# btrfs with an SSD and a HDD

## daviessm

I have a computer with a small SSD and a huge HDD. The root filesystem is btrfs on the SSD and the HDD is used for backups and mythtv recordings. However, having recently migrated to a new platform my SSD isn't large enough to hold everything in /home any more.

What do you think is the best way to make efficient use of the space? I considered appending the disks into a btrfs volume but that would halve the data integrity. I've also thought about creating a volume of raid1 between part of the HDD and the SSD but can I tell it to use the SSD as a primary and copy the files to the HDD as sort of a backup to preserve the latency benefits that the SSD will provide?

----------

## ulenrich

Isn't there coming a btrfs feature to use SSD space a a hot-cache for some set of integrated volumes?

----------

## daviessm

I hadn't heard of that but I'm stuck on kernel 3.8 anyway (the box is an armv7 ODROID-X2).

A bit more information about my setup: The ODROID has an onboard SD card slot, in which I have a 64GB SDXC card. I have an external USB dock which holds a 1TB SATA HDD and another 32GB SD card.

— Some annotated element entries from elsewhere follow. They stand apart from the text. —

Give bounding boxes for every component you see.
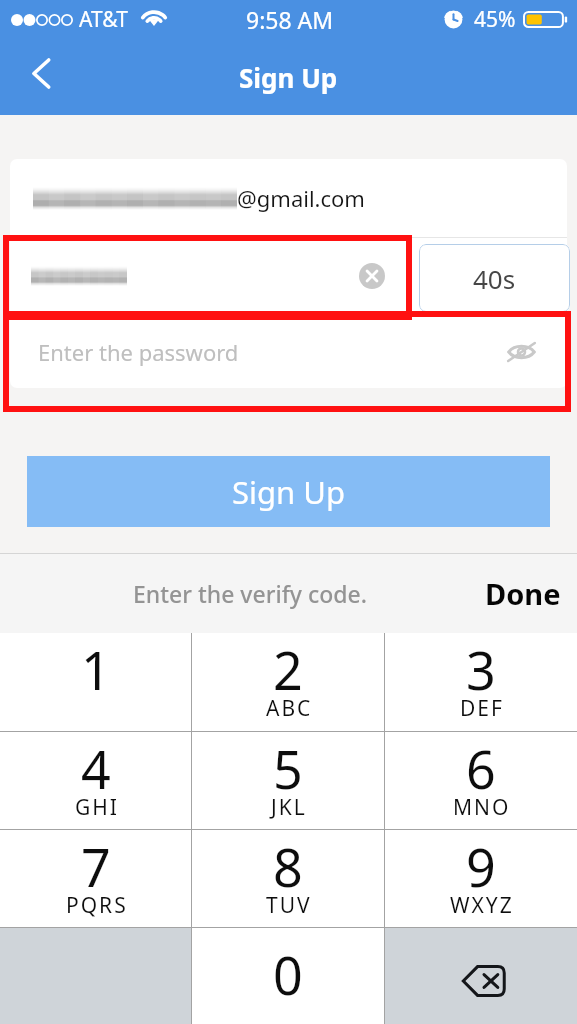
staticText: 9:58 AM — [246, 4, 334, 35]
staticText: @gmail.com — [237, 183, 365, 213]
button[interactable]: 8 — [192, 830, 384, 928]
staticText: 6 — [466, 733, 496, 804]
staticText: 3 — [466, 634, 496, 705]
staticText: GHI — [75, 793, 119, 822]
staticText: 7 — [81, 831, 111, 902]
button[interactable]: 4 — [0, 732, 191, 830]
staticText: TUV — [266, 891, 312, 920]
staticText: DEF — [460, 694, 504, 723]
button[interactable]: 6 — [385, 732, 577, 830]
staticText: 8 — [273, 831, 303, 902]
staticText: 2 — [273, 634, 303, 705]
button[interactable]: Show password — [501, 332, 541, 372]
button[interactable]: Sign Up — [27, 456, 550, 527]
staticText: JKL — [271, 793, 307, 822]
staticText: PQRS — [66, 891, 128, 920]
staticText: 4 — [81, 733, 111, 804]
button[interactable]: Enter the password — [10, 315, 567, 388]
staticText: 1 — [81, 634, 111, 705]
staticText: ABC — [266, 694, 313, 723]
button[interactable]: 7 — [0, 830, 191, 928]
staticText: AT&T — [79, 5, 128, 34]
button[interactable]: Delete — [385, 928, 577, 1024]
button[interactable]: 40s — [419, 244, 570, 312]
button[interactable]: Back — [18, 50, 64, 96]
button[interactable]: Clear — [10, 238, 567, 314]
button[interactable]: Done — [485, 574, 561, 613]
button[interactable]: 1 — [0, 633, 191, 732]
button[interactable]: Clear — [354, 258, 390, 294]
button[interactable]: 0 — [192, 928, 384, 1024]
button[interactable]: 3 — [385, 633, 577, 732]
button[interactable]: @gmail.com — [10, 159, 567, 237]
staticText: 0 — [273, 939, 303, 1010]
staticText: 40s — [473, 261, 516, 296]
button[interactable]: 5 — [192, 732, 384, 830]
button[interactable]: 2 — [192, 633, 384, 732]
staticText: MNO — [453, 793, 511, 822]
staticText: Done — [485, 574, 561, 613]
staticText: WXYZ — [450, 891, 514, 920]
button[interactable]: 9 — [385, 830, 577, 928]
staticText: Enter the password — [38, 337, 239, 367]
staticText: Sign Up — [239, 60, 338, 95]
staticText: 5 — [273, 733, 303, 804]
staticText: 45% — [474, 5, 516, 34]
staticText: 9 — [466, 831, 496, 902]
staticText: Sign Up — [232, 471, 346, 513]
staticText: Enter the verify code. — [133, 578, 368, 609]
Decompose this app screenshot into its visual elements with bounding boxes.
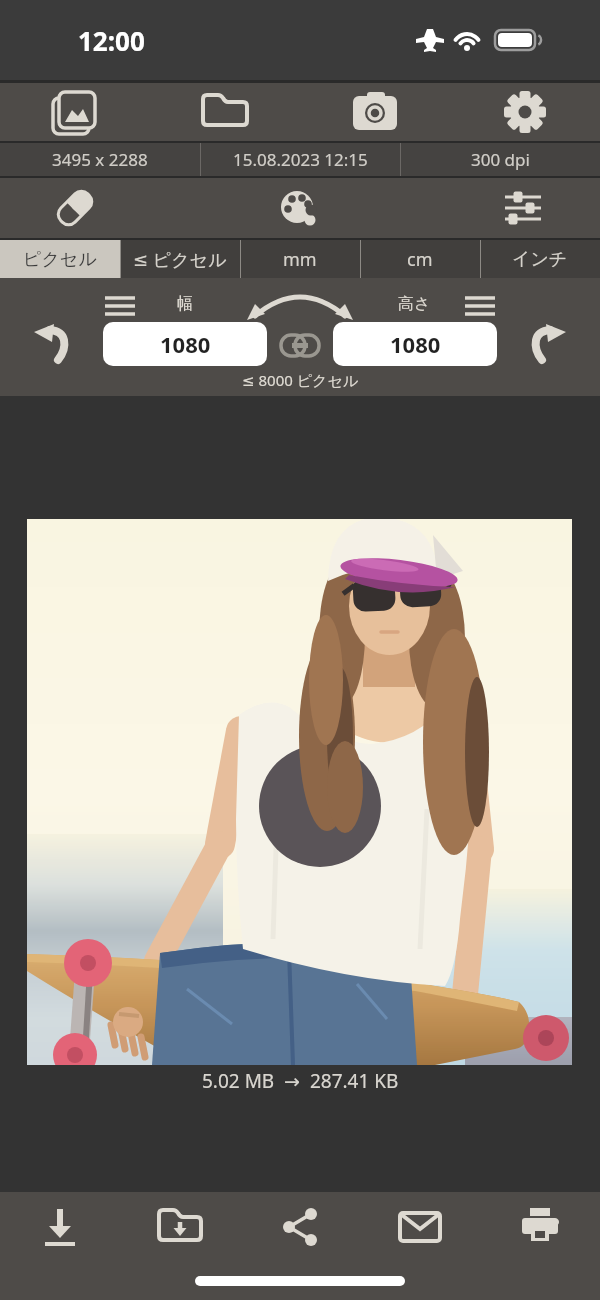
button[interactable]: ピクセル: [0, 240, 120, 278]
staticText: インチ: [512, 248, 568, 271]
button[interactable]: インチ: [480, 240, 600, 278]
staticText: ≤ 8000 ピクセル: [242, 370, 359, 390]
staticText: ピクセル: [23, 248, 97, 271]
button[interactable]: 300 dpi: [401, 143, 600, 176]
button[interactable]: 15.08.2023 12:15: [201, 143, 400, 176]
staticText: 15.08.2023 12:15: [233, 148, 368, 171]
staticText: cm: [407, 247, 433, 272]
staticText: 高さ: [398, 294, 431, 314]
button[interactable]: [300, 83, 450, 141]
staticText: 5.02 MB → 287.41 KB: [202, 1068, 399, 1094]
button[interactable]: [105, 296, 135, 318]
button[interactable]: 3495 x 2288: [0, 143, 200, 176]
staticText: ≤ ピクセル: [133, 247, 227, 272]
button[interactable]: [0, 1192, 120, 1262]
button[interactable]: mm: [240, 240, 360, 278]
button[interactable]: [532, 324, 568, 364]
button[interactable]: [120, 1192, 240, 1262]
button[interactable]: [446, 178, 600, 238]
button[interactable]: [480, 1192, 600, 1262]
button[interactable]: [450, 83, 600, 141]
button[interactable]: 1080: [333, 322, 497, 366]
staticText: 1080: [160, 329, 211, 359]
button[interactable]: ≤ ピクセル: [120, 240, 240, 278]
button[interactable]: [0, 83, 150, 141]
staticText: mm: [283, 247, 317, 272]
staticText: 300 dpi: [471, 148, 530, 171]
button[interactable]: 1080: [103, 322, 267, 366]
button[interactable]: [150, 83, 300, 141]
button[interactable]: [32, 324, 68, 364]
button[interactable]: [150, 178, 446, 238]
button[interactable]: [0, 178, 150, 238]
staticText: 3495 x 2288: [52, 148, 148, 171]
button[interactable]: cm: [360, 240, 480, 278]
button[interactable]: [240, 1192, 360, 1262]
button[interactable]: [281, 335, 319, 356]
staticText: 幅: [177, 294, 193, 314]
staticText: 12:00: [78, 23, 145, 58]
button[interactable]: [360, 1192, 480, 1262]
button[interactable]: [465, 296, 495, 318]
staticText: 1080: [390, 329, 441, 359]
button[interactable]: [27, 519, 572, 1065]
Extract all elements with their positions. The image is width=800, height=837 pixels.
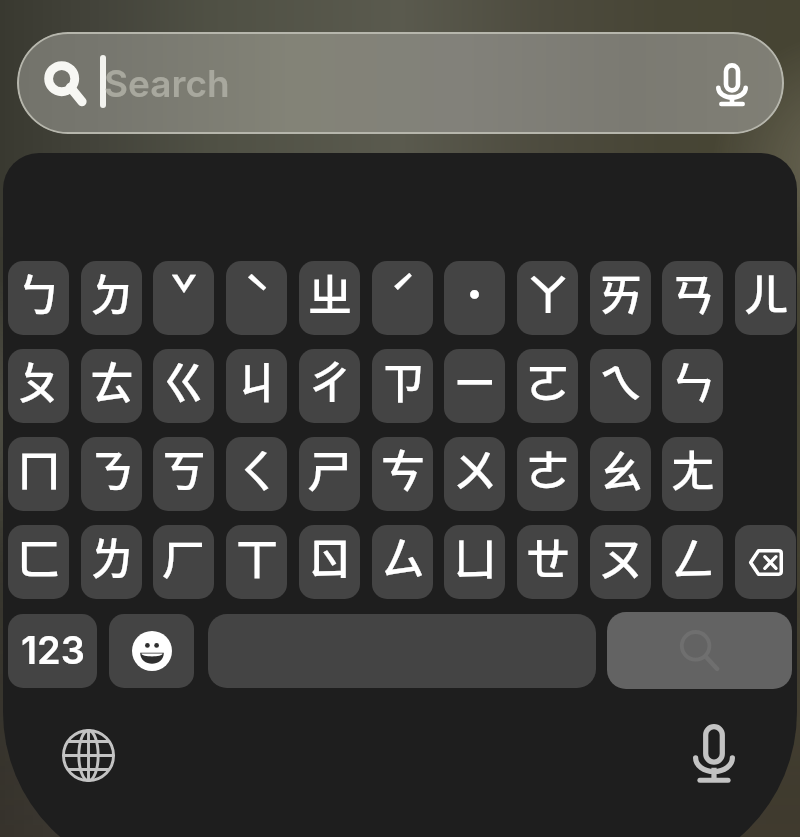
- button[interactable]: ㄣ: [662, 349, 723, 423]
- staticText: ㄥ: [670, 525, 716, 589]
- staticText: ㄗ: [380, 349, 426, 413]
- button[interactable]: 123: [8, 614, 97, 688]
- button[interactable]: ㄑ: [226, 437, 287, 511]
- button[interactable]: ㄋ: [81, 437, 142, 511]
- button[interactable]: ㄝ: [517, 525, 578, 599]
- button[interactable]: ㄔ: [299, 349, 360, 423]
- staticText: ˋ: [243, 261, 271, 325]
- button[interactable]: ˊ: [372, 261, 433, 335]
- button[interactable]: ㄊ: [81, 349, 142, 423]
- staticText: ㄒ: [234, 525, 280, 589]
- button[interactable]: ㄎ: [153, 437, 214, 511]
- button[interactable]: ㄍ: [153, 349, 214, 423]
- staticText: ㄞ: [598, 261, 644, 325]
- button[interactable]: Switch language: [48, 715, 128, 795]
- button[interactable]: ㄇ: [8, 437, 69, 511]
- staticText: ㄏ: [161, 525, 207, 589]
- button[interactable]: Emoji: [109, 614, 194, 688]
- button[interactable]: Search: [17, 32, 784, 134]
- button[interactable]: ㄡ: [590, 525, 651, 599]
- staticText: ㄩ: [452, 525, 498, 589]
- staticText: ㄧ: [452, 349, 498, 413]
- button[interactable]: Backspace: [735, 525, 796, 599]
- staticText: ㄜ: [525, 437, 571, 501]
- staticText: ㄝ: [525, 525, 571, 589]
- staticText: ㄠ: [598, 437, 644, 501]
- button[interactable]: ㄙ: [372, 525, 433, 599]
- staticText: ㄕ: [307, 437, 353, 501]
- staticText: ˊ: [389, 261, 417, 325]
- button[interactable]: ㄒ: [226, 525, 287, 599]
- button[interactable]: ㄐ: [226, 349, 287, 423]
- button[interactable]: ㄏ: [153, 525, 214, 599]
- staticText: ㄋ: [89, 437, 135, 501]
- button[interactable]: ㄨ: [444, 437, 505, 511]
- staticText: ㄑ: [234, 437, 280, 501]
- button[interactable]: ˙: [444, 261, 505, 335]
- staticText: ㄦ: [743, 261, 789, 325]
- button[interactable]: ㄦ: [735, 261, 796, 335]
- staticText: ㄛ: [525, 349, 571, 413]
- button[interactable]: ㄠ: [590, 437, 651, 511]
- button[interactable]: ㄟ: [590, 349, 651, 423]
- staticText: ˙: [463, 261, 486, 325]
- staticText: ˇ: [170, 261, 198, 325]
- staticText: ㄤ: [670, 437, 716, 501]
- button[interactable]: ㄧ: [444, 349, 505, 423]
- staticText: ㄔ: [307, 349, 353, 413]
- staticText: Search: [104, 61, 230, 106]
- button[interactable]: Voice input: [674, 713, 754, 793]
- staticText: ㄇ: [16, 437, 62, 501]
- button[interactable]: ㄘ: [372, 437, 433, 511]
- staticText: ㄨ: [452, 437, 498, 501]
- staticText: ㄅ: [16, 261, 62, 325]
- button[interactable]: ㄜ: [517, 437, 578, 511]
- staticText: ㄐ: [234, 349, 280, 413]
- button[interactable]: ㄌ: [81, 525, 142, 599]
- staticText: ㄘ: [380, 437, 426, 501]
- button[interactable]: ㄖ: [299, 525, 360, 599]
- staticText: 123: [21, 627, 85, 673]
- button[interactable]: ˇ: [153, 261, 214, 335]
- button[interactable]: Search: [607, 612, 792, 689]
- staticText: ㄖ: [307, 525, 353, 589]
- staticText: ㄌ: [89, 525, 135, 589]
- staticText: ㄎ: [161, 437, 207, 501]
- button[interactable]: ㄕ: [299, 437, 360, 511]
- button[interactable]: ㄆ: [8, 349, 69, 423]
- button[interactable]: ㄚ: [517, 261, 578, 335]
- button[interactable]: ㄅ: [8, 261, 69, 335]
- staticText: ㄊ: [89, 349, 135, 413]
- staticText: ㄡ: [598, 525, 644, 589]
- button[interactable]: Voice search: [697, 49, 767, 119]
- staticText: ㄢ: [670, 261, 716, 325]
- button[interactable]: ㄩ: [444, 525, 505, 599]
- button[interactable]: ㄈ: [8, 525, 69, 599]
- button[interactable]: ㄞ: [590, 261, 651, 335]
- staticText: ㄟ: [598, 349, 644, 413]
- button[interactable]: ㄤ: [662, 437, 723, 511]
- button[interactable]: ㄉ: [81, 261, 142, 335]
- button[interactable]: Space: [208, 614, 596, 688]
- staticText: ㄈ: [16, 525, 62, 589]
- button[interactable]: ˋ: [226, 261, 287, 335]
- button[interactable]: ㄛ: [517, 349, 578, 423]
- button[interactable]: ㄥ: [662, 525, 723, 599]
- staticText: ㄚ: [525, 261, 571, 325]
- staticText: ㄉ: [89, 261, 135, 325]
- staticText: ㄙ: [380, 525, 426, 589]
- button[interactable]: ㄗ: [372, 349, 433, 423]
- staticText: ㄓ: [307, 261, 353, 325]
- staticText: ㄆ: [16, 349, 62, 413]
- staticText: ㄣ: [670, 349, 716, 413]
- button[interactable]: ㄢ: [662, 261, 723, 335]
- button[interactable]: ㄓ: [299, 261, 360, 335]
- staticText: ㄍ: [161, 349, 207, 413]
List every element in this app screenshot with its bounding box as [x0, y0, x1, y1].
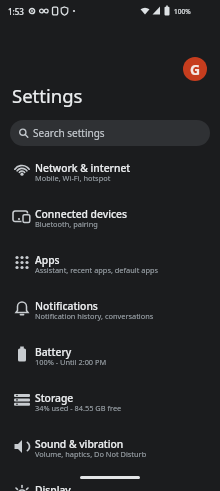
button[interactable]: Search settings: [10, 120, 210, 146]
staticText: 100% - Until 2:00 PM: [35, 357, 107, 367]
staticText: Volume, haptics, Do Not Disturb: [35, 449, 147, 459]
staticText: Mobile, Wi-Fi, hotspot: [35, 173, 111, 183]
staticText: Storage: [35, 391, 74, 405]
button[interactable]: Storage: [0, 377, 220, 423]
staticText: Display: [35, 483, 71, 491]
staticText: Search settings: [33, 126, 105, 140]
staticText: Bluetooth, pairing: [35, 219, 98, 229]
staticText: 1:53: [8, 6, 24, 17]
button[interactable]: Apps: [0, 239, 220, 285]
staticText: Sound & vibration: [35, 437, 124, 451]
staticText: 34% used - 84.55 GB free: [35, 403, 122, 413]
staticText: G: [190, 60, 201, 79]
staticText: Settings: [12, 83, 83, 108]
button[interactable]: Display: [0, 469, 220, 491]
button[interactable]: Sound & vibration: [0, 423, 220, 469]
staticText: Network & internet: [35, 161, 131, 175]
staticText: Apps: [35, 253, 60, 267]
button[interactable]: Battery: [0, 331, 220, 377]
staticText: 100%: [174, 7, 191, 16]
button[interactable]: G: [183, 57, 207, 81]
staticText: Assistant, recent apps, default apps: [35, 265, 159, 275]
staticText: Notifications: [35, 299, 98, 313]
staticText: Notification history, conversations: [35, 311, 154, 321]
button[interactable]: Network & internet: [0, 147, 220, 193]
staticText: Battery: [35, 345, 72, 359]
button[interactable]: Notifications: [0, 285, 220, 331]
button[interactable]: Connected devices: [0, 193, 220, 239]
staticText: Connected devices: [35, 207, 127, 221]
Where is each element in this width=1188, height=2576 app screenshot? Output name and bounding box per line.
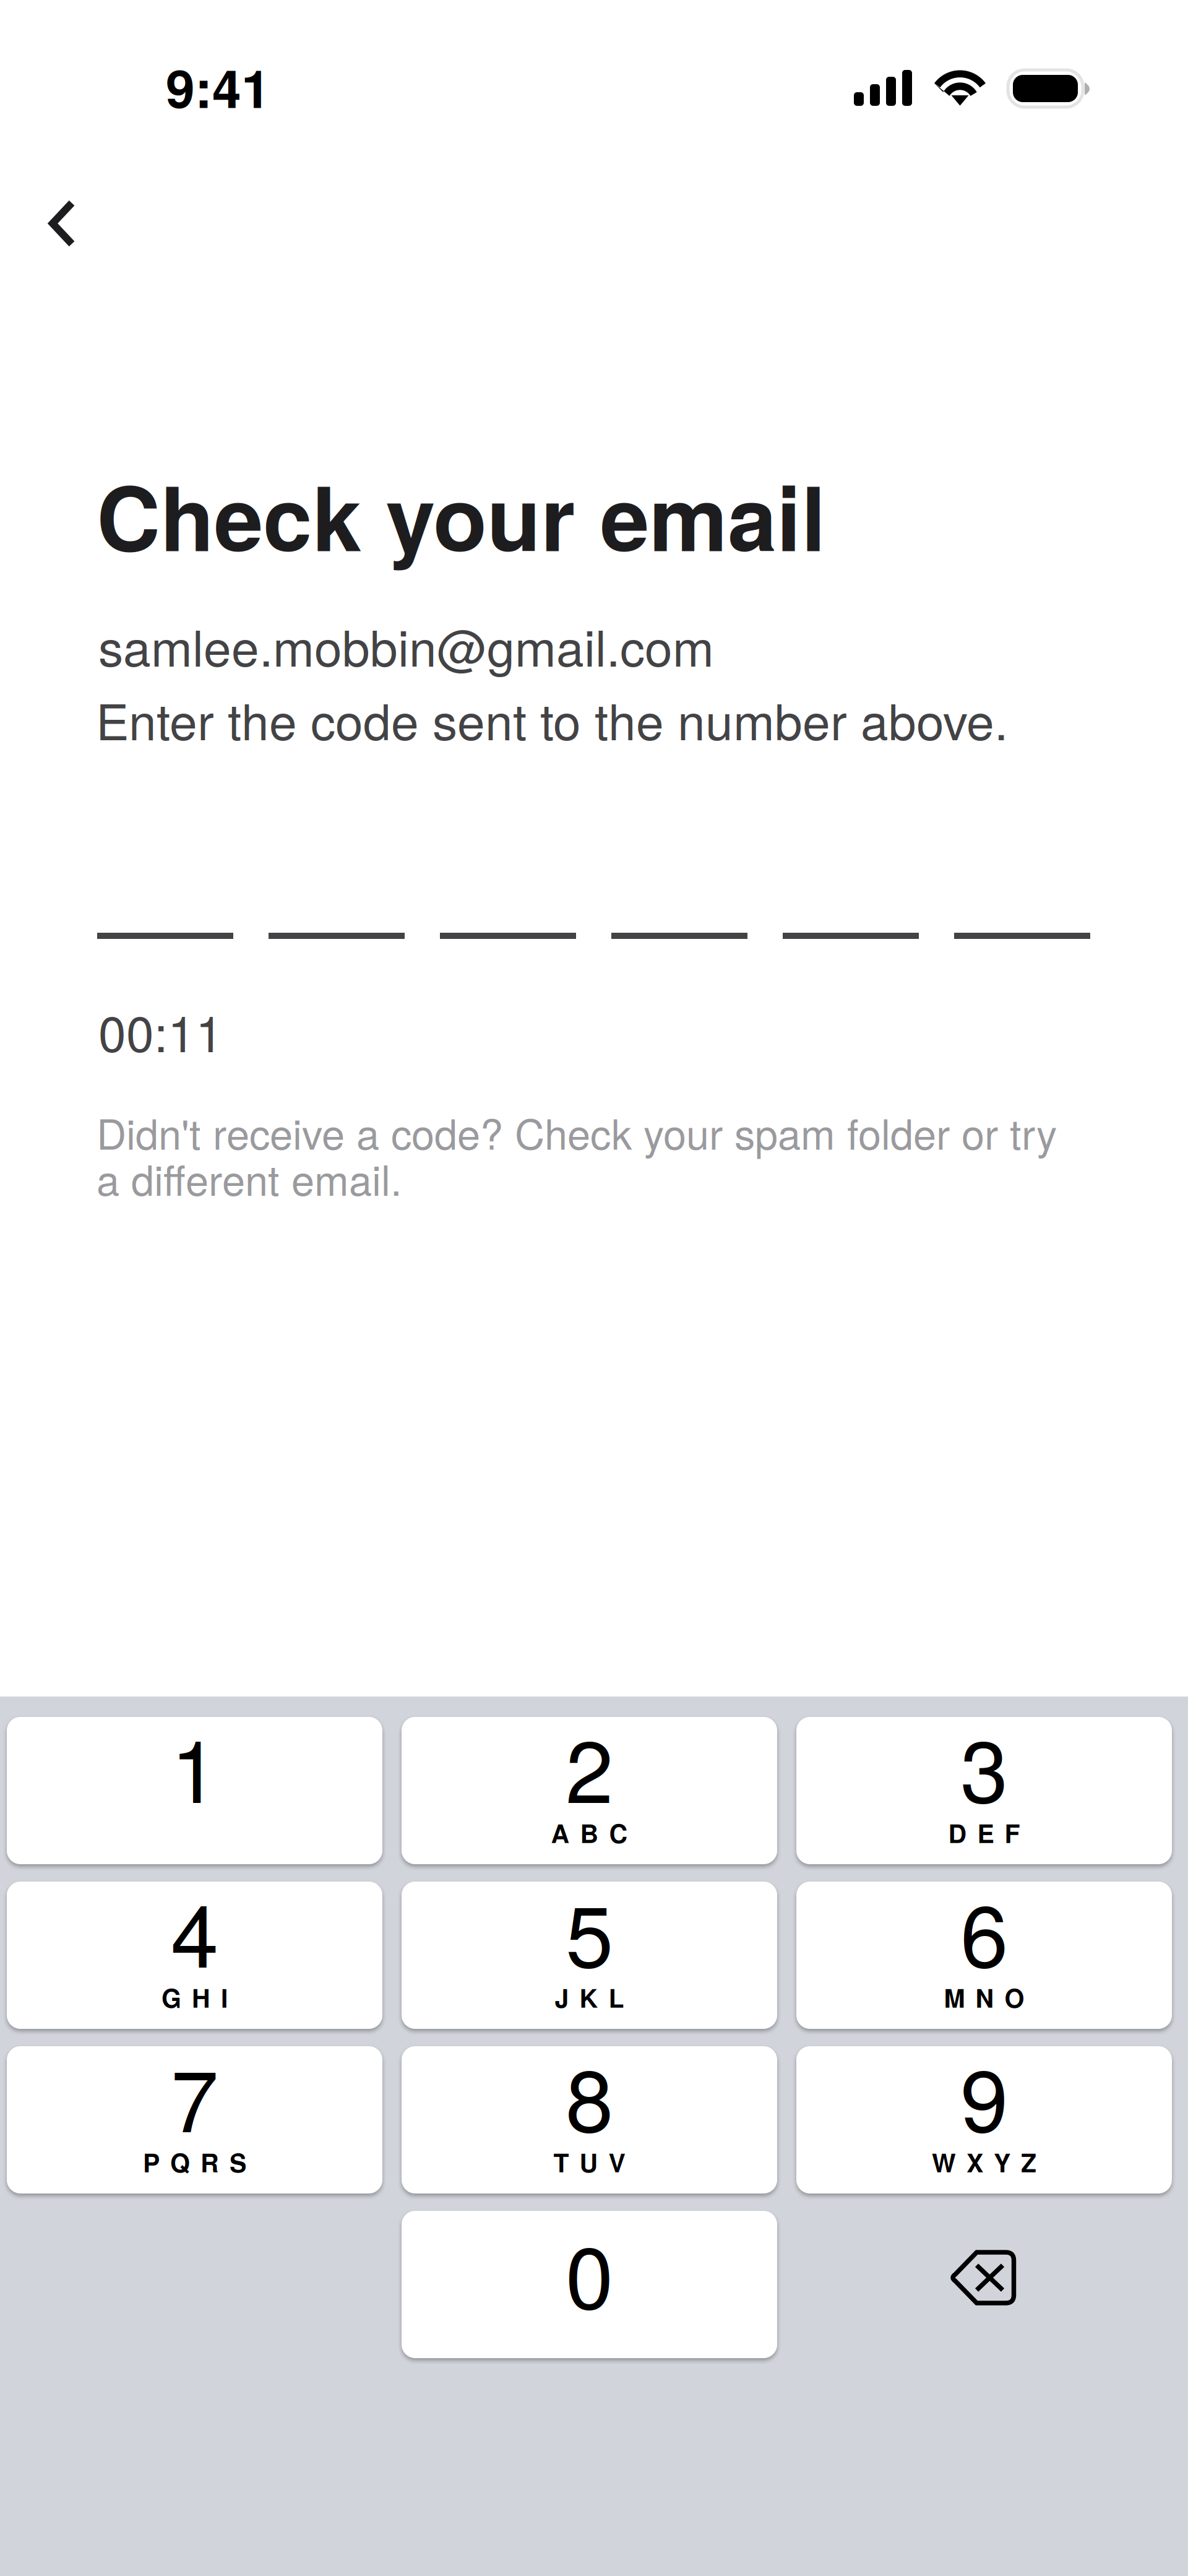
staticText: WXYZ — [932, 2144, 1036, 2180]
staticText: DEF — [948, 1814, 1020, 1851]
button[interactable]: 7 — [7, 2046, 382, 2193]
staticText: 4 — [171, 1869, 218, 1992]
button[interactable]: 3 — [796, 1717, 1172, 1864]
staticText: Check your email — [97, 452, 826, 578]
staticText: 0 — [566, 2211, 613, 2334]
button[interactable]: 5 — [402, 1882, 777, 2029]
staticText: 00:11 — [98, 995, 223, 1066]
staticText: PQRS — [143, 2144, 246, 2180]
staticText: TUV — [553, 2144, 625, 2180]
button[interactable]: 8 — [402, 2046, 777, 2193]
button[interactable]: 9 — [796, 2046, 1172, 2193]
staticText: 6 — [960, 1869, 1008, 1992]
button[interactable]: Back — [0, 178, 100, 269]
staticText: MNO — [944, 1979, 1024, 2015]
staticText: GHI — [161, 1979, 228, 2015]
staticText: 1 — [171, 1704, 218, 1827]
staticText: 9:41 — [166, 50, 270, 124]
button[interactable]: 1 — [7, 1717, 382, 1864]
button[interactable]: 6 — [796, 1882, 1172, 2029]
staticText: Didn't receive a code? Check your spam f… — [97, 1102, 1057, 1208]
staticText: 9 — [960, 2034, 1008, 2157]
staticText: samlee.mobbin@gmail.com — [98, 610, 714, 681]
button[interactable]: Delete — [796, 2211, 1172, 2358]
staticText: 3 — [960, 1704, 1008, 1827]
button[interactable]: 0 — [402, 2211, 777, 2358]
staticText: Enter the code sent to the number above. — [96, 683, 1008, 754]
button[interactable]: 4 — [7, 1882, 382, 2029]
staticText: ABC — [551, 1814, 628, 1851]
button[interactable]: 2 — [402, 1717, 777, 1864]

My latest idea is to create a 96GB btrfs partition on the HDD and use btrfs raid1 over that and the two SD cards. That should mean I have all the data stored on the HDD and a copy spread over the two SD cards. Am I right in thinking that if any of the three devices failed, I'd still have a running system? Now, if the 64GB SDXC card failed then I'd lose the boot partition and it wouldn't be able to boot but if I recreated that, everything would still just work.

Or am I delusional?

----------